The assumption of many is that ‘Big Data’ is a fairly new concept. The connotations that surround the word ‘data’ often lead many of us, including myself, to assume that this a modern phenomenon. Growing up in a digital era, I believed that such information and data could not possibly exist without the software or technology to store and harness it. Since working in a Big Data environment, it became clear that these thoughts I once had were far from correct.

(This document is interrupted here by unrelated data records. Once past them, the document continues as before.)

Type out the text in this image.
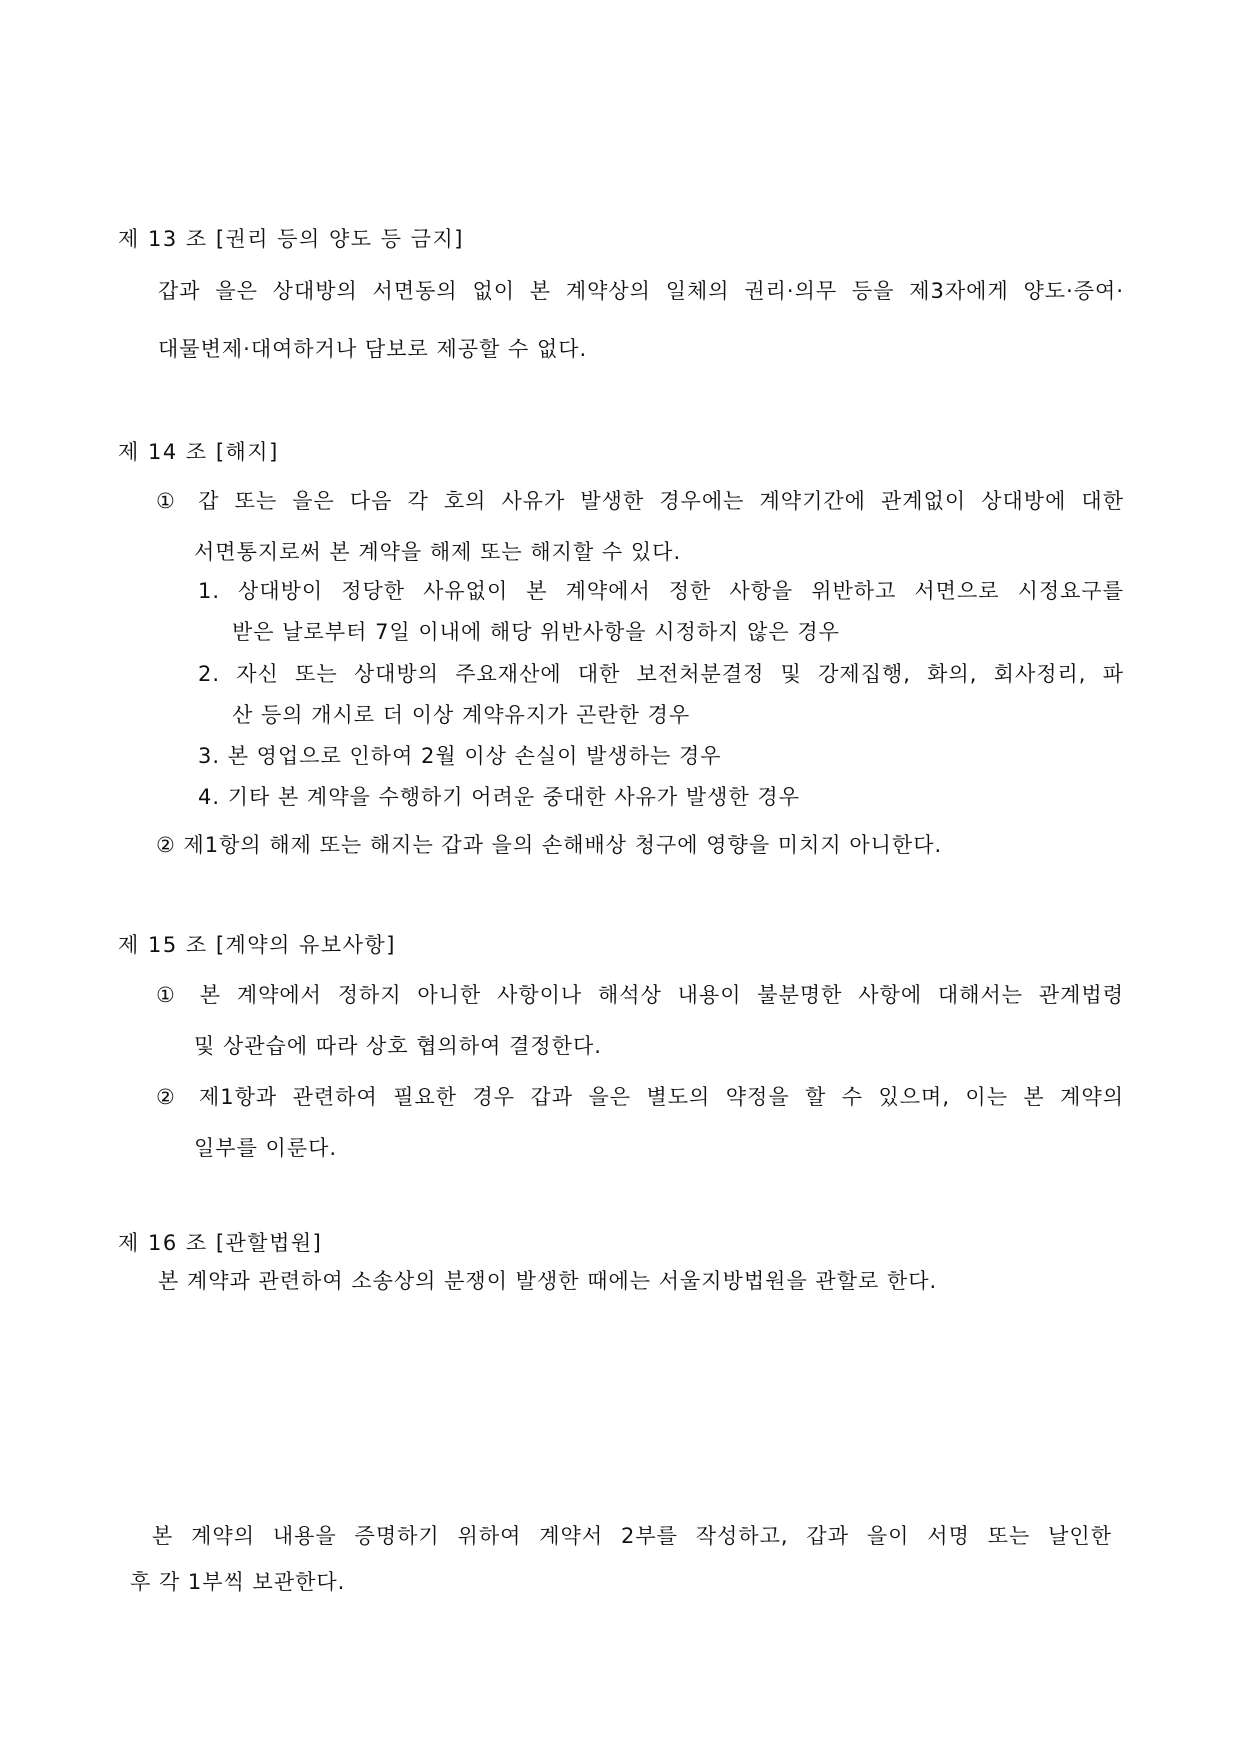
제 13 조 [권리 등의 양도 등 금지]
갑과 을은 상대방의 서면동의 없이 본 계약상의 일체의 권리·의무 등을 제3자에게 양도·증여·
대물변제·대여하거나 담보로 제공할 수 없다.
제 14 조 [해지]
① 갑 또는 을은 다음 각 호의 사유가 발생한 경우에는 계약기간에 관계없이 상대방에 대한
서면통지로써 본 계약을 해제 또는 해지할 수 있다.
1. 상대방이 정당한 사유없이 본 계약에서 정한 사항을 위반하고 서면으로 시정요구를
받은 날로부터 7일 이내에 해당 위반사항을 시정하지 않은 경우
2. 자신 또는 상대방의 주요재산에 대한 보전처분결정 및 강제집행, 화의, 회사정리, 파
산 등의 개시로 더 이상 계약유지가 곤란한 경우
3. 본 영업으로 인하여 2월 이상 손실이 발생하는 경우
4. 기타 본 계약을 수행하기 어려운 중대한 사유가 발생한 경우
② 제1항의 해제 또는 해지는 갑과 을의 손해배상 청구에 영향을 미치지 아니한다.
제 15 조 [계약의 유보사항]
① 본 계약에서 정하지 아니한 사항이나 해석상 내용이 불분명한 사항에 대해서는 관계법령
및 상관습에 따라 상호 협의하여 결정한다.
② 제1항과 관련하여 필요한 경우 갑과 을은 별도의 약정을 할 수 있으며, 이는 본 계약의
일부를 이룬다.
제 16 조 [관할법원]
본 계약과 관련하여 소송상의 분쟁이 발생한 때에는 서울지방법원을 관할로 한다.
본 계약의 내용을 증명하기 위하여 계약서 2부를 작성하고, 갑과 을이 서명 또는 날인한
후 각 1부씩 보관한다.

When researching the history surrounding Big Data, it was obvious that what is considered important in its history is fairly subjective and differs from source to source. One man however who is constantly referred to is Erik Larson. He is seen by many as the ‘pioneer’ of the term Big Data. The context in which Erik Larson used this term was not in the same context we would use it today – it referred to size only. In an article for Harper’s Magazine, he wrote “The keepers of big data say they are doing it for the consumer’s benefit. But data have a way of being used for purposes other originally intended”. This is an interesting concept and one that continued and continues to gain credit. So what factors do we use now to categorise big data? The three Vs (or four Vs depending on who you ask) are often the deciding criteria for what we consider Big Data; Velocity, Variety and Volume. The fourth, Veracity seems more of a modern term in this categorisation.
One of the greatest changes in the history of Big Data is the differences within storage and accessibility of it. The problem with digital evolution is that much ‘Big Data’ become lost or can no longer be analysed. For example, many years ago (and when I say many, I mean approximately 2.5 million years), it was not uncommon for tribe people to record their data by using notches on bone. Such methods of recording data simply cannot survive the test of time.
The rise of the Internet of Things allowed for data and ultimately ‘Big Data’ to expand significantly. It could be argued that although big data existed, it has only been during this expansion that the true sense of it has been able to flourish. This range of ‘things’ that we’re now able to record data on a daily basis meant there was a rapid increase in the amount of data available and being collected.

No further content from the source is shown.